After I’m done with putting my ideas on paper, I move on with digital sketching. I occasionally do digital wireframing as well, but in most cases, I consider my analogue sketches enough to start building by using the components we have in the design library. If I have a decent amount of screens digitalised, I move on with putting together a prototype in Marvel. This is always an exciting activity, and I constantly have the feeling that I can’t wait to see it working (or not working) in the end. Sometimes, if I have more time, I add a little touch by using timer functionality to switch between screens in order to, for example, mock loading states or pulsating cursors for form fields.
After I’m more or less finished with the prototype – or several iterations of it, done based on my own critical eye, the peer review sessions, facts delivered by data analyst or the feedback from the project team – I’m handing it over to the product manager or the researcher to prepare for the usability testing sessions. Sometimes I’ll take part in the usability testing sessions as an observer, but as I don’t always have time to watch live, I’ll learn from the prepared conclusions or recordings.

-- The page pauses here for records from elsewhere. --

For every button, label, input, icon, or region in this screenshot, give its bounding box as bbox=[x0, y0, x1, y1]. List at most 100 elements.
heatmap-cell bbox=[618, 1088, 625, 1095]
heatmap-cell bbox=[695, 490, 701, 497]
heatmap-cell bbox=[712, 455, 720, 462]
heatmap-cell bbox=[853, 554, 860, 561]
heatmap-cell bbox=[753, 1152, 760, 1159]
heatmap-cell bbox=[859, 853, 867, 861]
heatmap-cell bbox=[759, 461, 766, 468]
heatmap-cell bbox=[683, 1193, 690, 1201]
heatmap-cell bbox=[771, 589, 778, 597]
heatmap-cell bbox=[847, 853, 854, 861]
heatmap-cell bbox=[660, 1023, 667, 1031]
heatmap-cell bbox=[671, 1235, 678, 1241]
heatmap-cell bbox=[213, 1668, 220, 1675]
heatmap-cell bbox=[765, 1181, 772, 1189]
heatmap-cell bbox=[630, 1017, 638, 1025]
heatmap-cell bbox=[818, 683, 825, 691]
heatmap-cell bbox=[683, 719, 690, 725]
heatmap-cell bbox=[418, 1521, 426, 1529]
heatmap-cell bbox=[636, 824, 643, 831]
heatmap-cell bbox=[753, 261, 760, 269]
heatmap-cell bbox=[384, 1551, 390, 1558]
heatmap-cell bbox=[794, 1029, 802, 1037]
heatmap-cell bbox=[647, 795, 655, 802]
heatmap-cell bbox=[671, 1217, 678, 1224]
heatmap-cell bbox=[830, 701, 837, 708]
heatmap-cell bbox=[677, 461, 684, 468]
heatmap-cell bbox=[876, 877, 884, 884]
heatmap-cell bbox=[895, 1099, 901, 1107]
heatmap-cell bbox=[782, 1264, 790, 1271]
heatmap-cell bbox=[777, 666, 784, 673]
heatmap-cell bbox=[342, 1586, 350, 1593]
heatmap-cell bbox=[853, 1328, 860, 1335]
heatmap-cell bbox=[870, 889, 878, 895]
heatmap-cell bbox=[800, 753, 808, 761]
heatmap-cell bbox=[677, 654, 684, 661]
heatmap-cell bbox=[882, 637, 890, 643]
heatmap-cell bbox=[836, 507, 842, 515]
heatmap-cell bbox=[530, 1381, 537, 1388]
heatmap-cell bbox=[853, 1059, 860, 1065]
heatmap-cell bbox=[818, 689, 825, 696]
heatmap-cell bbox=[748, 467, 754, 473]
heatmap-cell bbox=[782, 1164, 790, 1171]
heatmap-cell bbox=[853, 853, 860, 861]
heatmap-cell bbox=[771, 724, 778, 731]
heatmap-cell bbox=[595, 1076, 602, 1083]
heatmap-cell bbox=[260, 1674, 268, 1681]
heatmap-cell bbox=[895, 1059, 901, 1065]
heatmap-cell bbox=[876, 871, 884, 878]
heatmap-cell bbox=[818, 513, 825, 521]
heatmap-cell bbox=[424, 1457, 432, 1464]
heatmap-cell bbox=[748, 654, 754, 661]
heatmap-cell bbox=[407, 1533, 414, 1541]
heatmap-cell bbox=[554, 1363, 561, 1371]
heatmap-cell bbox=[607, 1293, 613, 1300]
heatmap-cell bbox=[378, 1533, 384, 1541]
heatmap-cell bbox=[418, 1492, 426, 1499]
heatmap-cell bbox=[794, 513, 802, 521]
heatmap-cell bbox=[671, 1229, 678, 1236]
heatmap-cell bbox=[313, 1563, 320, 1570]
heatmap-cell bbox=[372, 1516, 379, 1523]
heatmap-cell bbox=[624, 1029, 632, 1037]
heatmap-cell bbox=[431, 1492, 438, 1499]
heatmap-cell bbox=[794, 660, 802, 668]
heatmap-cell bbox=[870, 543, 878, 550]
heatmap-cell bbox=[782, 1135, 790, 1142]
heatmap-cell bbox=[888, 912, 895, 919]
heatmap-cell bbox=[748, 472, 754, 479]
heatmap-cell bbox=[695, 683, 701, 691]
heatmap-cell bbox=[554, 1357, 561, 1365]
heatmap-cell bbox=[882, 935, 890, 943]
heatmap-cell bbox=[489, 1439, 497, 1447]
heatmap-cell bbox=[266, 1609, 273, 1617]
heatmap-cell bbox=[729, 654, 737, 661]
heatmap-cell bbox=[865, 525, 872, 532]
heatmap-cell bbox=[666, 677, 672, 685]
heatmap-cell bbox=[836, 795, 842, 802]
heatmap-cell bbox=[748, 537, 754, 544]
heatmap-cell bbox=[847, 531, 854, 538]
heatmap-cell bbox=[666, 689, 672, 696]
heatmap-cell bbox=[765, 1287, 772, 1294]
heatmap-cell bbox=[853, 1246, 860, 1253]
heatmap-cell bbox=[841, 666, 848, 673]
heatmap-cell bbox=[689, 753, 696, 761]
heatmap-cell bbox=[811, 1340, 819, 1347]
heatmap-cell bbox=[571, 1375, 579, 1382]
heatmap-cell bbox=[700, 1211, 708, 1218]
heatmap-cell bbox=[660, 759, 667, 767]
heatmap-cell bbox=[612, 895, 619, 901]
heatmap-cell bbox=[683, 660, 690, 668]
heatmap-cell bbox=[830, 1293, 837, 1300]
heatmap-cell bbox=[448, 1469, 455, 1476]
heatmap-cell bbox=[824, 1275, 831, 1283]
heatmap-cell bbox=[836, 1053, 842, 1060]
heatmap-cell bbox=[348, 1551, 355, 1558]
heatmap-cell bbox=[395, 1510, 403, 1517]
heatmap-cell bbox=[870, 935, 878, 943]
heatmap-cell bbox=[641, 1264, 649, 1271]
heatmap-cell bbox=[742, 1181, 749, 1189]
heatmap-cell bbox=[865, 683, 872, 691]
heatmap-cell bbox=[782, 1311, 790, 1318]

My workflow is based on the available design and support resources that we have. Pen and paper are my main tools for sketching, followed by Sketch that allows me to pull components from our library to create screens, and finally Marvel for doing the magic in order to put it all together. In addition to these key tools, I use a few different communication and task management tools on a daily basis. Depending on the complexity of a project I may also pick up other design tools for storyboarding or mapping.

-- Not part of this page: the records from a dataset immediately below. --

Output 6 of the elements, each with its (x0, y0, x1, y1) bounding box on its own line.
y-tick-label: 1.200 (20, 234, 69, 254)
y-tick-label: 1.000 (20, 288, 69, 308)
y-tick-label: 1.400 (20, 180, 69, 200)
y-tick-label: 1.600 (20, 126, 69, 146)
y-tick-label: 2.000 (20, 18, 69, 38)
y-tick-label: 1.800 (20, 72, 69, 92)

What is it about your design workflow or process that you would recommend to other people in the Marvel community that could inspire them to work more efficiently?
Sketching with pen and paper as a serious tool for everyone. By using this technique you could reach some points much earlier than if you were to use digital tools and avoid some work frustration.
Putting together your own project timeline for design work and keeping track of it is another great skill that helps plan the necessary workflow for a specific project and simply let you rest assured that it will work out in the end.
What advice would you give to other designers when working with developers?
When it comes to new products or features, put some effort into defining the terminology so both teams will have a common way of understanding each other. Put together your own dictionary to refer to, consisting of design screens with several rectangles with agreed definitions pointing to them. Engage developers more in design decisions and you might start hearing the word ‘‘impossible’’ less.
“When creating new products or features, take the time to define terminology that both designers and developers can understand so you have a common way of understanding each other.”
Last question, how do you stay organised not just in Marvel but also in your day-to-day?
Everywhere I can, I try to give the situation some structure. I try to bundle things up whenever there’s too much to keep track of easily and I do so with everything; my digital tools, documents, my personal life and apartment.
My calendar is my one source of truth and has multiple layers of colour-coded boxes. For both my professional and personal life, every single appointment or task which has been time-boxed flows through this one point. Accompanied by occasional to-do lists, this makes me feel pretty organized.